On dört, bir hırs rekoru

BİR, iki, üç. Yetmiyor, on iki, on üç, on dört olsun. Aynı yasada şu anda tam on dördüncü değişiklik. Kamu İhale Yasasında.

IMF çok hassas. Aynı duyarlık AB’de de var. Yolsuzlukların önlenmesi adına, IMF ve AB aynı yasa üzerinde duruyor. Yolsuzluk en çok kamu ihaleleri üzerinden yapılıyor. Bunu önlemek için bir önceki iktidar 2002’de bir yasa çıkartıyor.

Yasa o tarihte Brüksel’de hazırlanıyor. Maliye Bakanlığı elemanları ile AB uzmanları Brüksel’de uzun uzun çalışıyor. Ortak çalışmanın öngördüğü temel nitelikler saydamlık, denetim, rekabetçi ve kamu kaynaklarının verimli kullanılmasına dönük.

YÜKSEK KURUL

Bu yasa sadece yolsuzlukları önlemekle sınırlı değil. Aynı zamanda AB standartlarına uyumun ürünü.

Yasanın önemli bir kurumu var. Kamu İhale Kurumu.

Kurum bağımsız, hükümetin ve sektörlerin etkisinden uzak. Herhangi bir ihalede ortaya çıkabilecek pis kokuların üzerine gidecek yetkilere sahip. Yolsuzluklara fren görevi, bu kuruma ait.

VERDİMSE VERDİM

AKP bu yasayı daha önce on üç kez değiştiriyor. Şimdi yeniden.

Değişiklik halen Meclis’te. On dördüncü kez değişikliğe uğruyor. AKP iktidarının rekorlarından biri. Altı yılda on dört değişikliğin on dördü de, AKP iktidarının imzasını taşıyor.

On dördüncü değişiklik, Kamu İhale Kurumu’nun yetkilerini kısıyor. Gerçekleşen herhangi bir ihaleye itirazda, kurumun elini kolunu bağlıyor.

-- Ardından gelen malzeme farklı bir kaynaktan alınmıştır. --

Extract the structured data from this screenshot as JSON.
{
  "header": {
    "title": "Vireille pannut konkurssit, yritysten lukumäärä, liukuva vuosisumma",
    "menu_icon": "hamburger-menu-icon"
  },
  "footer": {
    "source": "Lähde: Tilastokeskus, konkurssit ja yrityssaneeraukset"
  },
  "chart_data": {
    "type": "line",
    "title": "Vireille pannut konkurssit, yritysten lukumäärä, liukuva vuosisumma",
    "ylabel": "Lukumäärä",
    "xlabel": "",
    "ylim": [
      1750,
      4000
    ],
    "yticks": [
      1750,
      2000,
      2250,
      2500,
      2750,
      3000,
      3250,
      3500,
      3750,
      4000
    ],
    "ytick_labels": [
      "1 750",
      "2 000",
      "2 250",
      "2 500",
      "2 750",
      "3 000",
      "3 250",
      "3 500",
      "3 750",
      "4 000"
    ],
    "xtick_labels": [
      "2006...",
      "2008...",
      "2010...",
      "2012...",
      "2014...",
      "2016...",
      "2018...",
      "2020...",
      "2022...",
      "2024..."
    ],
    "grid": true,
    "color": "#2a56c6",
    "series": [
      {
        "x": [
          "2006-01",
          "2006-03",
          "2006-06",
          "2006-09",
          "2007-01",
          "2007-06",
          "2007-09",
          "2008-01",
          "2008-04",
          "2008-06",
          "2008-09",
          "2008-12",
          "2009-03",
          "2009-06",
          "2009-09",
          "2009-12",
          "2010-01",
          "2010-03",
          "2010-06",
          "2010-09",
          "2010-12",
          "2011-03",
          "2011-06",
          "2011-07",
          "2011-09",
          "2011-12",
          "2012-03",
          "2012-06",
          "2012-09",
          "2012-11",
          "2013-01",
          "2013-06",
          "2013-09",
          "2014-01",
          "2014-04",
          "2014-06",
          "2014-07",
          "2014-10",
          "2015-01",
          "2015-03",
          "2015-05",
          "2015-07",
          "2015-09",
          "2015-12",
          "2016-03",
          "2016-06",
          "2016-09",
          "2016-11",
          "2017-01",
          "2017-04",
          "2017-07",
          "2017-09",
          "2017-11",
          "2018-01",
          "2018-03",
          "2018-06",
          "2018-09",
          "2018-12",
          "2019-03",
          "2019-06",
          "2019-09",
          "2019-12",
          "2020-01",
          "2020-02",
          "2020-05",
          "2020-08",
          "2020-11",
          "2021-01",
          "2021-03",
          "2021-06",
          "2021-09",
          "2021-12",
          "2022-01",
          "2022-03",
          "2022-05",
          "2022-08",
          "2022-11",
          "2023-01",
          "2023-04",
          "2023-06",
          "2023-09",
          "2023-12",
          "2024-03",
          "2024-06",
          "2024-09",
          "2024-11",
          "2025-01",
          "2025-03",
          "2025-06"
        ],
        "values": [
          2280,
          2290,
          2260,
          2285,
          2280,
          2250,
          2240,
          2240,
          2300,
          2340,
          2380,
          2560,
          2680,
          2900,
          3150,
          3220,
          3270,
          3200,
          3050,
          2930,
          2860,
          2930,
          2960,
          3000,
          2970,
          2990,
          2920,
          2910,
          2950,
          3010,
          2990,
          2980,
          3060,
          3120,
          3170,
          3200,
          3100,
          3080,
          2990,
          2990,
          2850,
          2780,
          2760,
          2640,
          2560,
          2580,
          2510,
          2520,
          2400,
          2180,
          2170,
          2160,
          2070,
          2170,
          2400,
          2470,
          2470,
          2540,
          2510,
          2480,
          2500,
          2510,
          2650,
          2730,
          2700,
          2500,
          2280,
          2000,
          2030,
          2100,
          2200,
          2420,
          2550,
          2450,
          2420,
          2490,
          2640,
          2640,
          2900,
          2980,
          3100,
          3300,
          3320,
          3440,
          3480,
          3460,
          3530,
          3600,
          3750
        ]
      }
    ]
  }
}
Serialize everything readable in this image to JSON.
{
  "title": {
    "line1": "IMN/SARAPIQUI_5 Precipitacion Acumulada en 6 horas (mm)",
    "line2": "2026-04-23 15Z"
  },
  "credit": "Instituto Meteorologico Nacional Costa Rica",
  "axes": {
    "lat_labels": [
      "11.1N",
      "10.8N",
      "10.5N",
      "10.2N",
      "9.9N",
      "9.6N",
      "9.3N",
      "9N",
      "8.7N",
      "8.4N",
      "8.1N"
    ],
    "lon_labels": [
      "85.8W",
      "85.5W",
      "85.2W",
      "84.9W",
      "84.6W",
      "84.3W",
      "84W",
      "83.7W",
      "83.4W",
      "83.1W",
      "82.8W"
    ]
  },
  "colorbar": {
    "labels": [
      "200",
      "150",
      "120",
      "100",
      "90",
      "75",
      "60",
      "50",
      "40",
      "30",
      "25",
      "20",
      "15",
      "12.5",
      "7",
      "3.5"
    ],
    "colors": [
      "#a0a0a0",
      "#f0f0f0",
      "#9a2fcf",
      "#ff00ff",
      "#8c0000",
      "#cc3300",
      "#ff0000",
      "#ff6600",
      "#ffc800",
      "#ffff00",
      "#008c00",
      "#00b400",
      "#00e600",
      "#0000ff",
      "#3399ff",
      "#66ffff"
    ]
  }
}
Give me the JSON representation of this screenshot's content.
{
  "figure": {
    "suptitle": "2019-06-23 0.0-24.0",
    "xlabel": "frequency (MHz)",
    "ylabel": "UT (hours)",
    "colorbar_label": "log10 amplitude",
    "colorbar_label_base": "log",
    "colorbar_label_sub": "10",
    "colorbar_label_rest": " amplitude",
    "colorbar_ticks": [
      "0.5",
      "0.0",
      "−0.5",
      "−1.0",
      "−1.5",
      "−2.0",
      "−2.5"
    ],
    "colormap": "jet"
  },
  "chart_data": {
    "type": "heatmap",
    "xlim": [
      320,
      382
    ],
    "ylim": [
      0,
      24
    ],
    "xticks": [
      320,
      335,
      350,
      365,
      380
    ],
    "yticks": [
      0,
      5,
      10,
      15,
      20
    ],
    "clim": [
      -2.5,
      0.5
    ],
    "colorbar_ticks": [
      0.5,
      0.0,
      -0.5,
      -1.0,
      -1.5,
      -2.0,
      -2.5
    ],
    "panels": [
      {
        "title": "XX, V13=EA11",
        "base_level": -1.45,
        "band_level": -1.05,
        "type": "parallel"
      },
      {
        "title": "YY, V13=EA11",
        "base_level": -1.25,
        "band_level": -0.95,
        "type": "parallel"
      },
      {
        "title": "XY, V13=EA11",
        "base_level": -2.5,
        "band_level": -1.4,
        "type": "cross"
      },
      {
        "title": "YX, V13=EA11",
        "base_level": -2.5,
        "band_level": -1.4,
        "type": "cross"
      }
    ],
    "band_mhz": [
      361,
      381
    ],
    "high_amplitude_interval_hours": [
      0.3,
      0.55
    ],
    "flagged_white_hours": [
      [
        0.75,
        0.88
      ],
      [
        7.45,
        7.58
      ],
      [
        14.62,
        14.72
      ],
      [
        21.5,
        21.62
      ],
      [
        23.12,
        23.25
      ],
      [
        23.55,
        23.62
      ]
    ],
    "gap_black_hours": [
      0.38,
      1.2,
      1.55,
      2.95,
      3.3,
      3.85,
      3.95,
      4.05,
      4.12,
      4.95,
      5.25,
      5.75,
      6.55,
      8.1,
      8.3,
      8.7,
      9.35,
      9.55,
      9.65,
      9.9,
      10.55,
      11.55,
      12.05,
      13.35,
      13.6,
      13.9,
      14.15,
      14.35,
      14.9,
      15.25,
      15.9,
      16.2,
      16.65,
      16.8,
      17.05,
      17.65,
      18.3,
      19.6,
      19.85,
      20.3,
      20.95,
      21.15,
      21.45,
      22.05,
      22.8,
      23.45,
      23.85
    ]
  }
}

Örneğin, bir kamu ihalesi sonuçlanıyor. Orada pis koku var. Ama, yüksek kurum bu değişiklikten sonra, eskisi gibi değil, devre dışı.

Devrede başka bir mantık var. Verdimse verdim, yaptımsa yaptım, mantığı.

TERCÜMESİ VAR

Bu mantık tehlikeli uzantıya sahip. Yolsuzluk uzantısına. Uzantının iki tercümesi var:

1-AKP üç Y ile mücadele için yola çıkıyor. Yasaklar, yoksulluk ve yolsuzlukla mücadele. Ama, yolsuzlukla mücadelede şimdi en önemli araçlardan birini ortadan kaldırıyor.

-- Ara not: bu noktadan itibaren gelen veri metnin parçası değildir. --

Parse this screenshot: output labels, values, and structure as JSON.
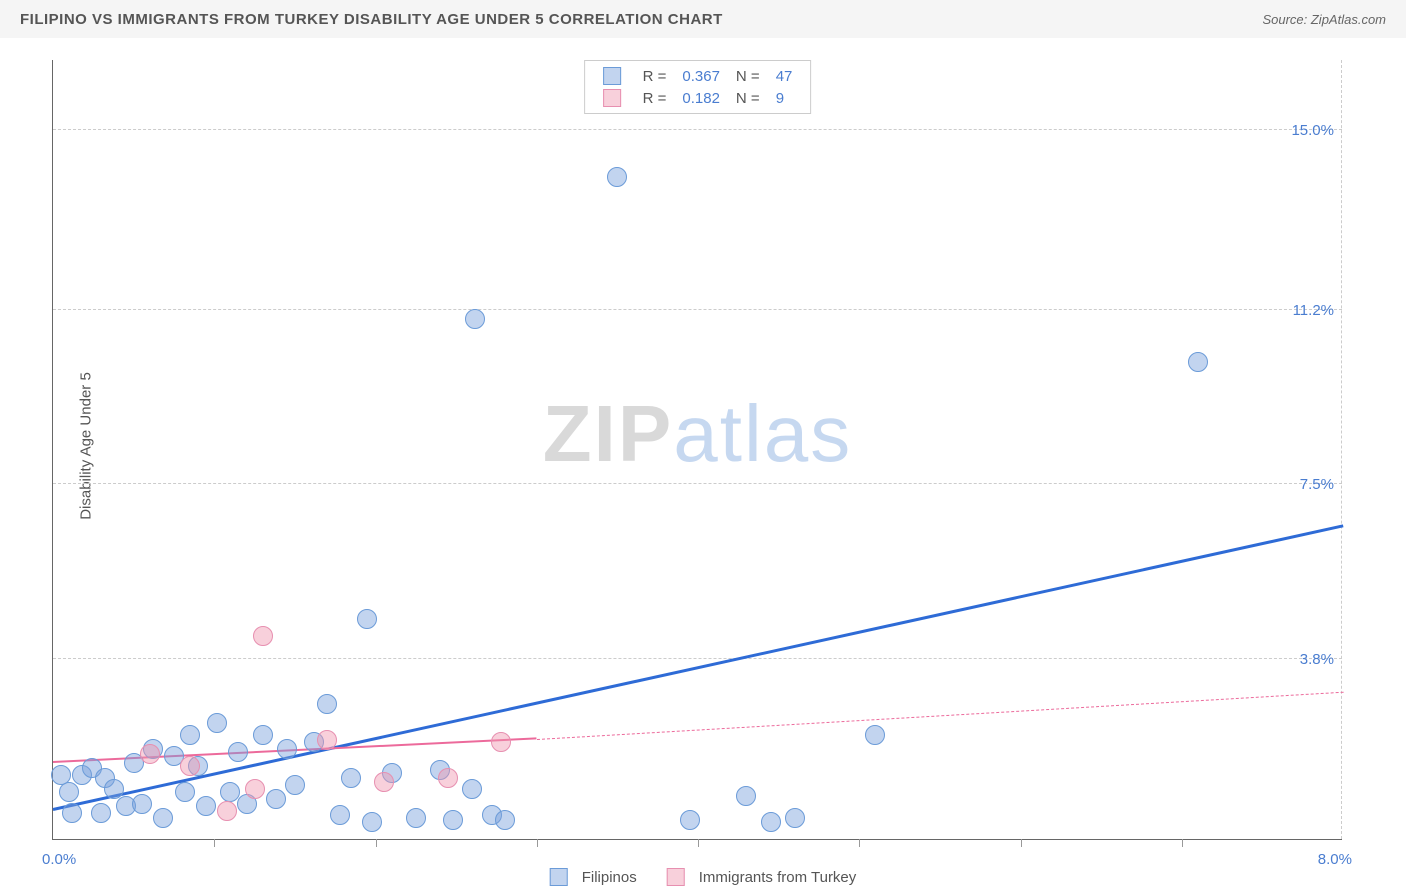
{
  "header": {
    "title": "FILIPINO VS IMMIGRANTS FROM TURKEY DISABILITY AGE UNDER 5 CORRELATION CHART",
    "source": "Source: ZipAtlas.com"
  },
  "axes": {
    "ylabel": "Disability Age Under 5",
    "x_left": "0.0%",
    "x_right": "8.0%",
    "x_min": 0.0,
    "x_max": 8.0,
    "y_min": 0.0,
    "y_max": 16.5,
    "y_ticks": [
      {
        "val": 3.8,
        "label": "3.8%"
      },
      {
        "val": 7.5,
        "label": "7.5%"
      },
      {
        "val": 11.2,
        "label": "11.2%"
      },
      {
        "val": 15.0,
        "label": "15.0%"
      }
    ],
    "x_minor_ticks": [
      1.0,
      2.0,
      3.0,
      4.0,
      5.0,
      6.0,
      7.0
    ]
  },
  "series": [
    {
      "name": "Filipinos",
      "fill": "rgba(120,160,220,0.45)",
      "stroke": "#6b9bd8",
      "marker_r": 10,
      "trend_color": "#2e6bd6",
      "trend_style": "solid",
      "trend": {
        "x1": 0.0,
        "y1": 0.6,
        "x2": 8.0,
        "y2": 6.6
      },
      "R": "0.367",
      "N": "47",
      "points": [
        {
          "x": 0.05,
          "y": 1.35
        },
        {
          "x": 0.1,
          "y": 1.0
        },
        {
          "x": 0.12,
          "y": 0.55
        },
        {
          "x": 0.18,
          "y": 1.35
        },
        {
          "x": 0.24,
          "y": 1.5
        },
        {
          "x": 0.3,
          "y": 0.55
        },
        {
          "x": 0.32,
          "y": 1.3
        },
        {
          "x": 0.38,
          "y": 1.05
        },
        {
          "x": 0.45,
          "y": 0.7
        },
        {
          "x": 0.5,
          "y": 1.6
        },
        {
          "x": 0.55,
          "y": 0.75
        },
        {
          "x": 0.62,
          "y": 1.9
        },
        {
          "x": 0.68,
          "y": 0.45
        },
        {
          "x": 0.75,
          "y": 1.75
        },
        {
          "x": 0.82,
          "y": 1.0
        },
        {
          "x": 0.85,
          "y": 2.2
        },
        {
          "x": 0.9,
          "y": 1.55
        },
        {
          "x": 0.95,
          "y": 0.7
        },
        {
          "x": 1.02,
          "y": 2.45
        },
        {
          "x": 1.1,
          "y": 1.0
        },
        {
          "x": 1.15,
          "y": 1.85
        },
        {
          "x": 1.2,
          "y": 0.75
        },
        {
          "x": 1.3,
          "y": 2.2
        },
        {
          "x": 1.38,
          "y": 0.85
        },
        {
          "x": 1.45,
          "y": 1.9
        },
        {
          "x": 1.5,
          "y": 1.15
        },
        {
          "x": 1.62,
          "y": 2.05
        },
        {
          "x": 1.7,
          "y": 2.85
        },
        {
          "x": 1.78,
          "y": 0.5
        },
        {
          "x": 1.85,
          "y": 1.3
        },
        {
          "x": 1.95,
          "y": 4.65
        },
        {
          "x": 1.98,
          "y": 0.35
        },
        {
          "x": 2.1,
          "y": 1.4
        },
        {
          "x": 2.25,
          "y": 0.45
        },
        {
          "x": 2.4,
          "y": 1.45
        },
        {
          "x": 2.48,
          "y": 0.4
        },
        {
          "x": 2.6,
          "y": 1.05
        },
        {
          "x": 2.62,
          "y": 11.0
        },
        {
          "x": 2.72,
          "y": 0.5
        },
        {
          "x": 2.8,
          "y": 0.4
        },
        {
          "x": 3.5,
          "y": 14.0
        },
        {
          "x": 3.95,
          "y": 0.4
        },
        {
          "x": 4.3,
          "y": 0.9
        },
        {
          "x": 4.45,
          "y": 0.35
        },
        {
          "x": 4.6,
          "y": 0.45
        },
        {
          "x": 5.1,
          "y": 2.2
        },
        {
          "x": 7.1,
          "y": 10.1
        }
      ]
    },
    {
      "name": "Immigrants from Turkey",
      "fill": "rgba(240,150,175,0.45)",
      "stroke": "#e78fb0",
      "marker_r": 10,
      "trend_color": "#ec6a9b",
      "trend_style": "solid_then_dashed",
      "trend": {
        "x1": 0.0,
        "y1": 1.6,
        "x2": 3.0,
        "y2": 2.1,
        "x3": 8.0,
        "y3": 3.1
      },
      "R": "0.182",
      "N": "9",
      "points": [
        {
          "x": 0.6,
          "y": 1.8
        },
        {
          "x": 0.85,
          "y": 1.55
        },
        {
          "x": 1.08,
          "y": 0.6
        },
        {
          "x": 1.25,
          "y": 1.05
        },
        {
          "x": 1.3,
          "y": 4.3
        },
        {
          "x": 1.7,
          "y": 2.1
        },
        {
          "x": 2.05,
          "y": 1.2
        },
        {
          "x": 2.45,
          "y": 1.3
        },
        {
          "x": 2.78,
          "y": 2.05
        }
      ]
    }
  ],
  "watermark": {
    "zip": "ZIP",
    "atlas": "atlas"
  },
  "legend_top_labels": {
    "R": "R =",
    "N": "N ="
  }
}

2-AKP, AB üyeliği için yola çıkıyor. AB yolsuzluklara duyarlı. Yasa ilk haliyle onun için AB ile birlikte hazırlanıyor. Ama, o yasa şimdi tanınmaz halde. AB üyeliği için yola çıkan AKP, bu değişiklikle AB’nin çok uzağına düşüyor. "Ben AB’yi istiyorum", hikayeden ibaret.

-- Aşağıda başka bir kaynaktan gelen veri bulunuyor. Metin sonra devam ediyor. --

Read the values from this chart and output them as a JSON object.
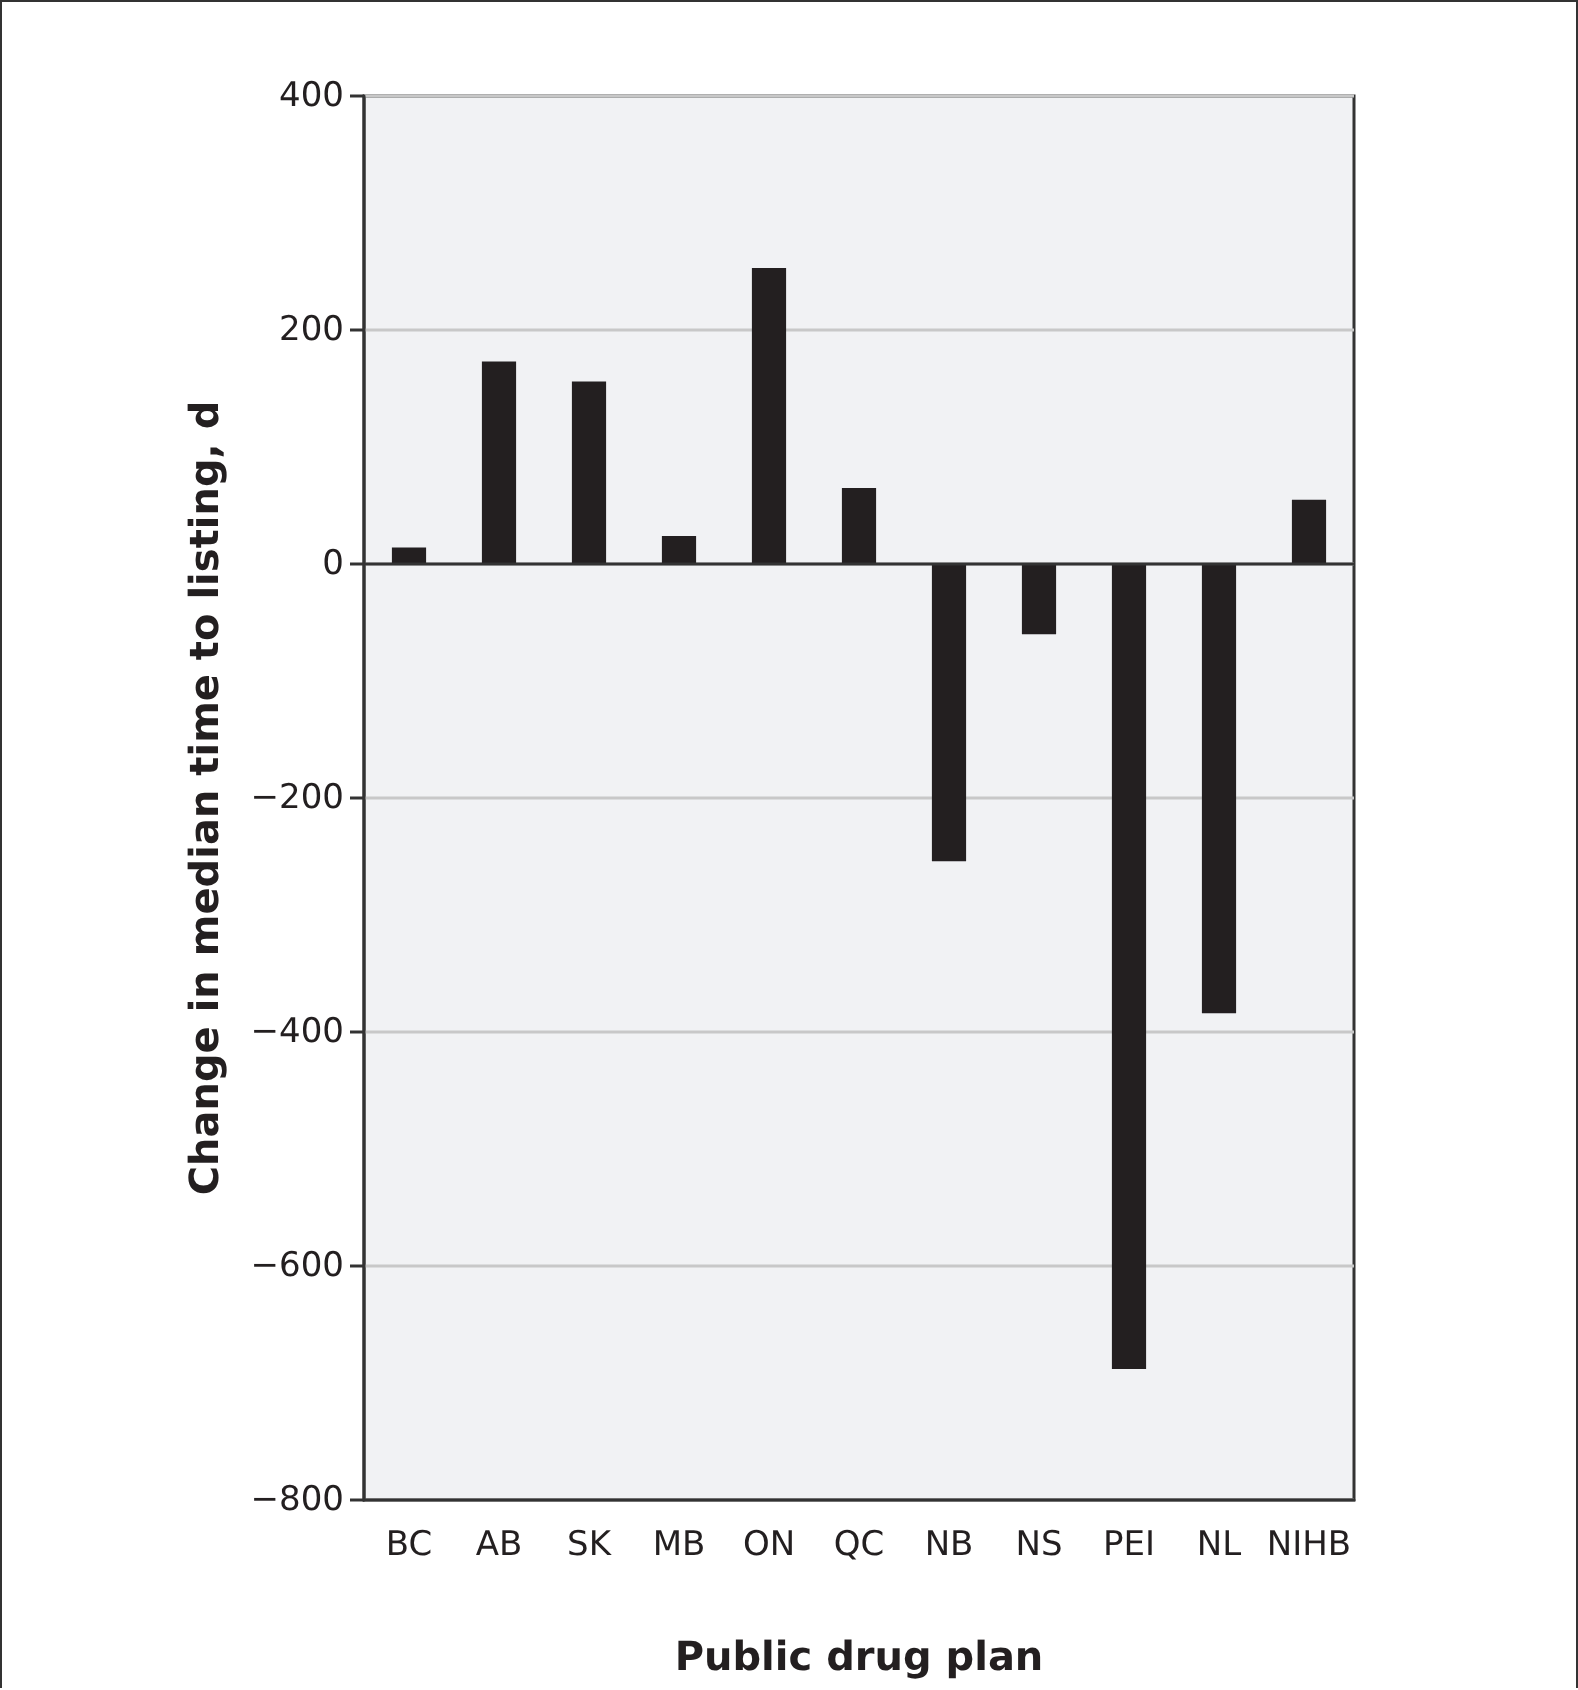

Bu nasıl bir yasa ise, AKP’nin başını döndürüyor. Bir, iki, üç, beş, on, nihayet on dördüncü değişiklik.

Bu sayı bile, AKP’yi ele vermeye yetiyor.

Korsanlar ve PKK

BENZETME çok rahat. Denizlerde gözüne kestirdiği gemiyi ele geçiren korsanlar PKK gibi. Korsanların barındığı Somali, komşumuz Kuzey Irak gibi.

Korsan bataklığı Somali’de. Somali’yi içinden çıkılmaz hale getiren Amerika.

Korsanlarla NATO bile başa çıkamıyor. Çünkü, karşıda düzenli bir ordu yok. Sayıları her gün artan çapulcular, Doğu Afrika kıyılarından geçen gemilere göz açtırmıyor.

Korsanları yakalamak kolay değil. NATO gemilerinin tamamı 24 saat orada nöbet tutsa, yine de kıyısından köşesinden bir gemi ele geçirmek mümkün.

NATO ve üye ülkeler, terörle mücadelede davulun sesini şimdi daha yakından duyuyor olmalı. Bu eylemlerle başa çıkmak, akıl vermeye benzemiyor.